Final Flashcards
What is a node in a decision tree?
A node including the root represents a single feature and split point on that variable.
What is a leaf node in a decision tree?
A leaf node contains the output variable y used for prediction.
How do we decide the best split in a DT?
A greedy algorithm is used, where every possible feature and split point is evaluated to minimize a cost function.
Which is the cost function commonly used for regression in DT? Which is commonly used for classification?
Regression we use sum of squared errors
Classification we use Gini Index.
What does Gini score measure?
How successful a given split is, how classes are mixed between the two groups created by the split.
What is the best and worst case scenario for Gini score?
Binary class problem
Perfect separation results in a Gini score of 0
Worst-case split of 50/50 results in a Gini score of 0.5
What are two hyperparameters used to determine a node is terminal?
- Max tree depth The maximum tree depth is reached
- Min size The number of training points in the node is less or equal than a given threshold
How to predict a classification problem using a DT?
Starting with the root until we reach a terminal node, follow the path that evaluates true on a data point.
How do we determine the final prediction at a leaf node?
We choose the majority class of that node.
What is cross-entropy and how is it used in DT?
Cross-entropy is a measurement of the purity of a collection of samples. It is used as information gain in DT which is the difference between the cross-entropy before a split versus after.
We try to maximize information gain when determining the best split.
What is the best and worst case scenario for cross-entropy score?
Best is 0
when all points are correctly classified
Worst is 1
when there is a 50/50 split
What are two ways to reduce overfitting of a DT?
- Pruning leaves if it reduces cost on test set
- Ensembling, (RF, boosting, bagging)
What do we mean by an ensemble technique?
An ensemble technique combines the results from multiple models to obtain better performance
What is a random forest?
An ensemble of decision trees generated by randomly selecting the feature to split on each node.
How many features do we use when determining the random split in a random forest decision tree?
Generally we use a subset of size sqrt(features)
for each DT.
How do we make predictions in a random forest?
We take the majority vote from all decision trees in the ensemble.
What is boosting for decision trees?
An ensembling method where we create multiple decision trees sequentially and put more weight on misclassified samples on subsequent trees.
What is regression?
A method to predict countinuous output values based on a set of observations.
What is linear regression at a high level?
A model that assumes a linear relationship between input variables x
and a single output variable y
to make predictions
What equation defines linear regression?
The slope and intercept function h(x) = θ_0 + θ_1*x
we call the hypothesis
This can be expanded to higher dimensions through a dot product <1, x_0, x_1, ..., x_N> * <θ_0, θ_1, θ_2, ..., θ_N>
What are two equations that we use as cost functions for linear regression?

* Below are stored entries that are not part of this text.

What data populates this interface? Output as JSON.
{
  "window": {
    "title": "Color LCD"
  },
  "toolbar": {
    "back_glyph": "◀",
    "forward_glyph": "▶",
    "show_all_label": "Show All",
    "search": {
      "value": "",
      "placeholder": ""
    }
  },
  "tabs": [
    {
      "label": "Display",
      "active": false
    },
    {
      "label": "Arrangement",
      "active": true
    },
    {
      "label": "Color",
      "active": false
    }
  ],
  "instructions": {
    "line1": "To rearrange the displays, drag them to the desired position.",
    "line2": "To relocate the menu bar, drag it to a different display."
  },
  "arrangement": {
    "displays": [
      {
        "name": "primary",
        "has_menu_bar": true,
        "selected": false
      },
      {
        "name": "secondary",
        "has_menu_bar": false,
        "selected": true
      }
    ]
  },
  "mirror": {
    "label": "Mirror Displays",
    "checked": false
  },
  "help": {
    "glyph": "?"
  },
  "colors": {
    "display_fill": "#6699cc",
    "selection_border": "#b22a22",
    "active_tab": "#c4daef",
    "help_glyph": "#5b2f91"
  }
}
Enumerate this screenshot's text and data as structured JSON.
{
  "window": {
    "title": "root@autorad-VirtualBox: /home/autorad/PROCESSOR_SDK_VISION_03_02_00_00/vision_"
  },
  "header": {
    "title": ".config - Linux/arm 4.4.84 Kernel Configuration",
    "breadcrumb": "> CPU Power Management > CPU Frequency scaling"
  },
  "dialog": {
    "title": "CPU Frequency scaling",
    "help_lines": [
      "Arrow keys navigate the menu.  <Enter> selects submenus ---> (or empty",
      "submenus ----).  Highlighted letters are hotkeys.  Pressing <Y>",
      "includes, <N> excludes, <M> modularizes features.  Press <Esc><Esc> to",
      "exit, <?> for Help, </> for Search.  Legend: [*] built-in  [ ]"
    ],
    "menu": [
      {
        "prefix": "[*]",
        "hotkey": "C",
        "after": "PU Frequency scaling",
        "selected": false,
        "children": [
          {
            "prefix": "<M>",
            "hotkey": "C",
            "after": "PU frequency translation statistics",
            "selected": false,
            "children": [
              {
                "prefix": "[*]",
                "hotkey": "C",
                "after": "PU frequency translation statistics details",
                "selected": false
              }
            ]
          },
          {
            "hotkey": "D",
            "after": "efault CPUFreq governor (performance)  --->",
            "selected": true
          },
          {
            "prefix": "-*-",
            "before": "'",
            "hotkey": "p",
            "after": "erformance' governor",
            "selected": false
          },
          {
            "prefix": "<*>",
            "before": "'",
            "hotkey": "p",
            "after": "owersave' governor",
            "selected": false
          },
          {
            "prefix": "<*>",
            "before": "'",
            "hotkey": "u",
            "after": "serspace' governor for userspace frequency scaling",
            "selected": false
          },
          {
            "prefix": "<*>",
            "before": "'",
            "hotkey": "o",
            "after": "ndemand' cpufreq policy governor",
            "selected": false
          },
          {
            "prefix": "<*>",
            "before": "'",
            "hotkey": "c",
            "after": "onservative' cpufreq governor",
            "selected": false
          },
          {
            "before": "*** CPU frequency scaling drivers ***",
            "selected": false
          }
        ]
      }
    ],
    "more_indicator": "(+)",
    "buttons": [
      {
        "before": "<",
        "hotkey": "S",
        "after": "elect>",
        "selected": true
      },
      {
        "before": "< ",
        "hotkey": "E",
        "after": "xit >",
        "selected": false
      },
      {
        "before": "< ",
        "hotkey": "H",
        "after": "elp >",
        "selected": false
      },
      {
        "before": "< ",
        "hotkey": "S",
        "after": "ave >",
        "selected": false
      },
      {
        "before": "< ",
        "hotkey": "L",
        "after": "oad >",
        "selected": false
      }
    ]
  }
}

Squared error and mean squared error.
We want to minimize these cost functions when determining our linear function h(x)
What is gradient descent for linear regression?
Gradient descent is a means to automatically determine the best parameters for our linear regression model θ_i
by moving our features towards the gradient that minimizes error
What are two ways that we can speed up gradient descent for multi-variable linear regression?
- Normalization
- Standardization
What is normalization?
We scale values between 0 and 1 based on the maximum and minimum in the dataset.
𝑋′=(𝑋−min(𝑋))/(max(𝑋)−min(𝑋))
What is standardization?
Modifies a feature in a way so that it has zero as its mean value, and 1 as its standard deviation.
𝑋′=(𝑋−𝜇(𝑋))/𝜎(𝑋)
What is polynomial regression?
In polynomial regression we use different powers of x in our hypothesis. This can lead to better results when the data is not linear.
Can cause underfitting if the degree is too low and overfitting if the degree is too high
What is feature selection for linear regression?
It is based on the fact that not all features have equal importance. We can use a p-test with null hypothesis H_0: θ_i = 0
. The p-value here represents the probability that our feature is 0.
What is the main difference between logistic and linear regression?
The output is a discrete set of variables rather than continuous.
What is the function used for logistic regression?
The sigmoid function
S(z) = 1/(1+e^-z)
where z=θ_0 + x_1θ_1 + ... x_nθ_n
How do we make predictions in logistic regression?
We define a threshold, the sigmoid produces values between 0
and 1
, and so we assign a threshold for which we predict class 1 vs. class 0, e.g. 0.5
.
What is cross-entropy or log loss?
- It is a loss function that measures the difference between the actual probability distribution and the predicted probability distribution.
- It is split into two cost functions, one per output variable
What do we generally use to measure the performance of a prediction model?
A confusion matrix